Most power gravitational wave sources

[mersecske]

In reality what do you expect to be the first detection with GW detectors?
Closest pulsars?

 

[Drakkith]

Probably double pulsars or other very high mass objects of the sort. Thats my guess. I can't really say for sure though, i don't know enough on the subject.

 

[phyzguy]

I think the first detection is expected to be either neutron star-neutron star mergers, neutron star-black hole mergers, or black hole-black hole mergers. A nearby supernova could also be detectable, perhaps within the local group of galaxies.

 

[mersecske]

I need only one! Not a list. Which one has the biggest probability? In your opinion, if you are a master on this field.

 

[phyzguy]

Well, we know neutron star binaries exist, so we can make estimates of the rate at which they merge.
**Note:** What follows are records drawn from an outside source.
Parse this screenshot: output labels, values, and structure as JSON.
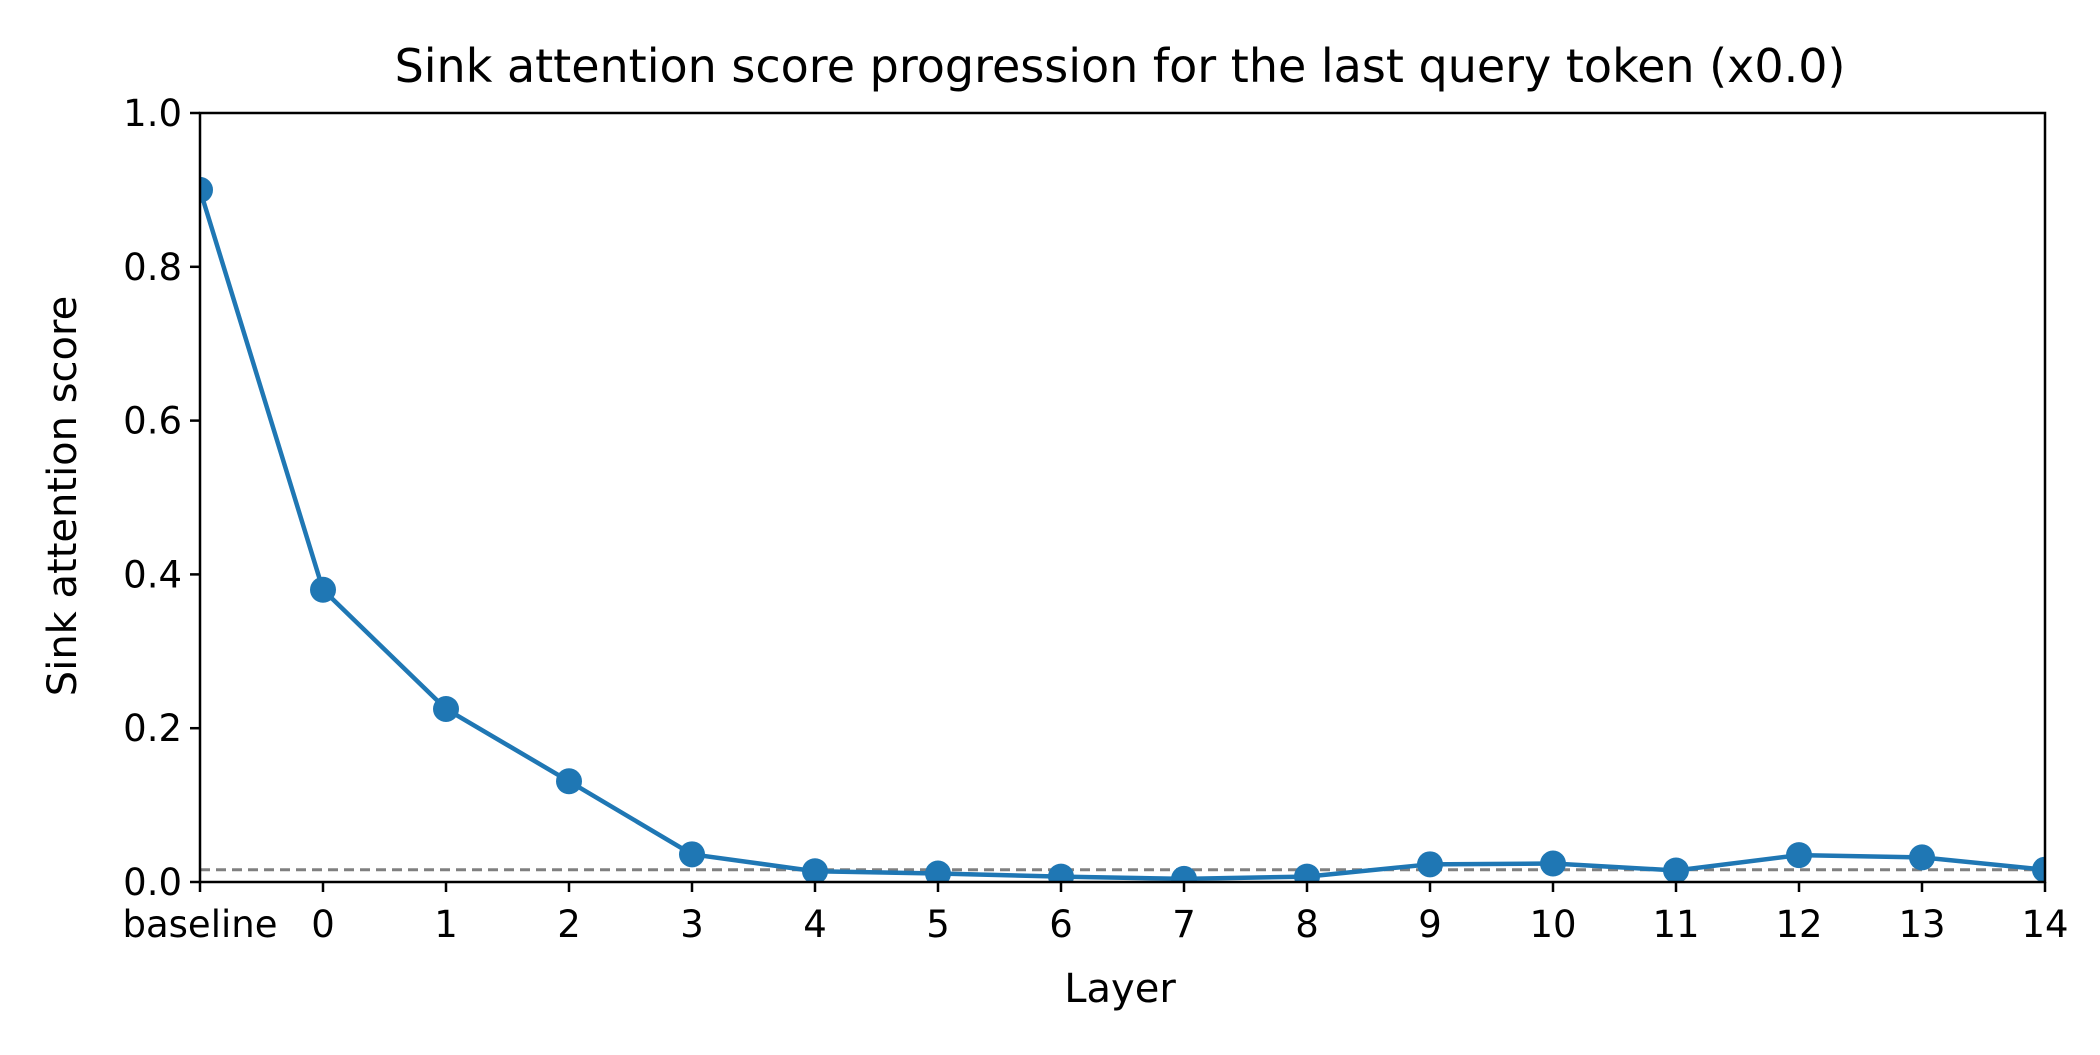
{
  "chart_data": {
    "type": "line",
    "title": "Sink attention score progression for the last query token (x0.0)",
    "xlabel": "Layer",
    "ylabel": "Sink attention score",
    "categories": [
      "baseline",
      "0",
      "1",
      "2",
      "3",
      "4",
      "5",
      "6",
      "7",
      "8",
      "9",
      "10",
      "11",
      "12",
      "13",
      "14"
    ],
    "series": [
      {
        "values": [
          0.9,
          0.38,
          0.225,
          0.131,
          0.036,
          0.014,
          0.011,
          0.007,
          0.004,
          0.007,
          0.023,
          0.024,
          0.015,
          0.035,
          0.032,
          0.016
        ],
        "color": "#1f77b4",
        "marker": "circle"
      }
    ],
    "reference_line": {
      "y": 0.016,
      "style": "dashed",
      "color": "#808080"
    },
    "ylim": [
      0.0,
      1.0
    ],
    "yticks": [
      "0.0",
      "0.2",
      "0.4",
      "0.6",
      "0.8",
      "1.0"
    ],
    "grid": false,
    "legend": false
  }
}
We suspect black hole binaries exist, but we don't have good statistics on how many of them they are, so these estimates are more educated guesses. If we knew all of the answers, there would be no need to build the gravitational wave detectors! But, having said that, my guess is the first detection will be a neutron star binary merging to form a black hole. But we'll have to wait and see. We should have unambiguous GW detections once Advanced LIGO comes on line, which is expected to be ~2015.

 

[mersecske]

And a single pulsar is not enough strong? And we know its position.

 

[phyzguy]

No, a symmetric rotating body does not emit gravitational waves. A binary star emits GW as the two stars orbit about each other, but the intensity is extremely weak.

 

[Drakkith]

No one can see the future on this one. =)
We'll just have to wait and see.

 

[mersecske]

Pulsars can have elipticity!

 

[Drakkith]

Pulsars can have elipticity!

Those are still symmetric. =)

 

[mersecske]

not spherically, therefore GW is emitted

 

[phyzguy]

not spherically, therefore GW is emitted

This is not true. The intensity of gravitational radiation is proportional to \frac{d^3r^{ij}}{dt^3}\frac{d^3r_{ij}}{dt^3} where r_{ij} is the quadrupole moment tensor of the mass distribution. A rapidly rotating body like a pulsar is flattened into an oblate spheroid, but the quadrupole moment tensor is constant in time, so no gravitational radiation is emitted. If the pulsar has a "bump" on the surface, then some gravitational radiation would be emitted, but since the surface gravity of a neutron star is very large, the "bump" would be very small, and hence the gravitational radiation emitted would be miniscule.

 

[stevebd1]

'Mountains' on neutron stars are supposed to contribute to gravity waves-

'Mountains' on stars could trigger gravitational waves
http://www.newscientist.com/article/dn13566

Mountains on neutron stars could boost gravitational wave detection
http://physicsworld.com/cws/article/news/39179

The following link might also be of interest that shows various binary systems (mainly smaller objects falling into a massive BH) and the resulting gravity waves-

Extreme Mass Ratio Inspiral Movies
http://www.tapir.caltech.edu/~sdrasco/animations/index.html